Маделин ответила согласием и заодно пожаловалась на боли. Ответ медсестры не заставил себя ждать: «Это инфекция или гиперстимуляция. Приходите в клинику».
«Не могу, – написала Маделин. – Я не в Мадриде».
«Где вы?» – спросила Луиза.
На это Маделин не стала отвечать. Второе эсэмэс, от Доминика Ву из ФБР, содержало приятную неожиданность.
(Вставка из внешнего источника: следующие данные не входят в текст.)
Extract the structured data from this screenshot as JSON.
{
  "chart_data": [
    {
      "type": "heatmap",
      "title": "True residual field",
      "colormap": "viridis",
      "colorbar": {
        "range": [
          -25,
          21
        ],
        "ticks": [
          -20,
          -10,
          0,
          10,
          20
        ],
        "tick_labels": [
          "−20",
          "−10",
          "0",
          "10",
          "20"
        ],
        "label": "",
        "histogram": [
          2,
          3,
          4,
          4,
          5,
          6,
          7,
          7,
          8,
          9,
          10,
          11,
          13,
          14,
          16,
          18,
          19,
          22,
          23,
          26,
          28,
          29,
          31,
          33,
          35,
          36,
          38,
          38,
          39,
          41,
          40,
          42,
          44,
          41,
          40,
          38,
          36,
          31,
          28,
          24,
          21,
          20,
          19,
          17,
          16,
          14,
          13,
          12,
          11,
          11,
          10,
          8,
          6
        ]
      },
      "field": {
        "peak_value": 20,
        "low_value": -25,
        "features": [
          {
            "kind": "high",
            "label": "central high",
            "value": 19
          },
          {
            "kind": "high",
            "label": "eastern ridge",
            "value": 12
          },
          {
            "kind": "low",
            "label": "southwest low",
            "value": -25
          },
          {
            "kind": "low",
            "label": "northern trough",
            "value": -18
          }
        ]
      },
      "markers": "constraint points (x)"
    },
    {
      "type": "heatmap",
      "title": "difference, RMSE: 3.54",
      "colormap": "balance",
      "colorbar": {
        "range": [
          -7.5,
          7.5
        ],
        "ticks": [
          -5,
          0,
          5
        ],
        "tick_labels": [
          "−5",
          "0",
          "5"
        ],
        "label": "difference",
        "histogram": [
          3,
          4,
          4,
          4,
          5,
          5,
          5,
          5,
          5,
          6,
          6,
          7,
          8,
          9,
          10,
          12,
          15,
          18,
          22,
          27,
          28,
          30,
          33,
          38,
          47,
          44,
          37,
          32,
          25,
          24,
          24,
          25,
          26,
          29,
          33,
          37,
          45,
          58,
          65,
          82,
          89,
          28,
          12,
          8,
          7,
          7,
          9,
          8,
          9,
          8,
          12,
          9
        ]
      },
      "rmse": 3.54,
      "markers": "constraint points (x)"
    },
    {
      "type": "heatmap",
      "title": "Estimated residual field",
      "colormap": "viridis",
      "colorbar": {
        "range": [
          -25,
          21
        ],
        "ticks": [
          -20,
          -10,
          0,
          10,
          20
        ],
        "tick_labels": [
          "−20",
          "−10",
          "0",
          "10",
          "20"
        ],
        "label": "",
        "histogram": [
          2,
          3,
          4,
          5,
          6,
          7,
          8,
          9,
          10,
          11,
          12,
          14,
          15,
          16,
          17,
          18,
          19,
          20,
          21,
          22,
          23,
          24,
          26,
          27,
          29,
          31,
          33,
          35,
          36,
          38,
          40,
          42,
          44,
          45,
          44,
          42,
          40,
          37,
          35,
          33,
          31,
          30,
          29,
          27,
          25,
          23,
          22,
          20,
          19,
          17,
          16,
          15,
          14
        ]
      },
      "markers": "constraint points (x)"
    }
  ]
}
«Привет, Маделин. Если ты в наших краях, загляни к 8 часам в Хобокен-Парк».
Она не стала медлить: «Привет, Доминик. Ты уже на ногах?»
«Еду в спортзал», – ответил тот.
Маделин закатила глаза. Она прочла где-то, что в пять утра в Нью-Йорке резко возрастает потребление электричества, отчасти из-за работы фитнес-центров, клиенты которых приступают к занятиям все раньше.
«У тебя что-то есть для меня?»
«Не по телефону, Маделин».
Понимая, что больше ничего не добьется, она свернула разговор: «Хорошо, до встречи».
Зажав в зубах сигарету, она обнаружила, что потеряла зажигалку, и уже хотела вернуться в вестибюль, как вдруг перед ее лицом взметнулось высокое пламя, на секунду пробив теплую дыру в ледяном холоде раннего утра.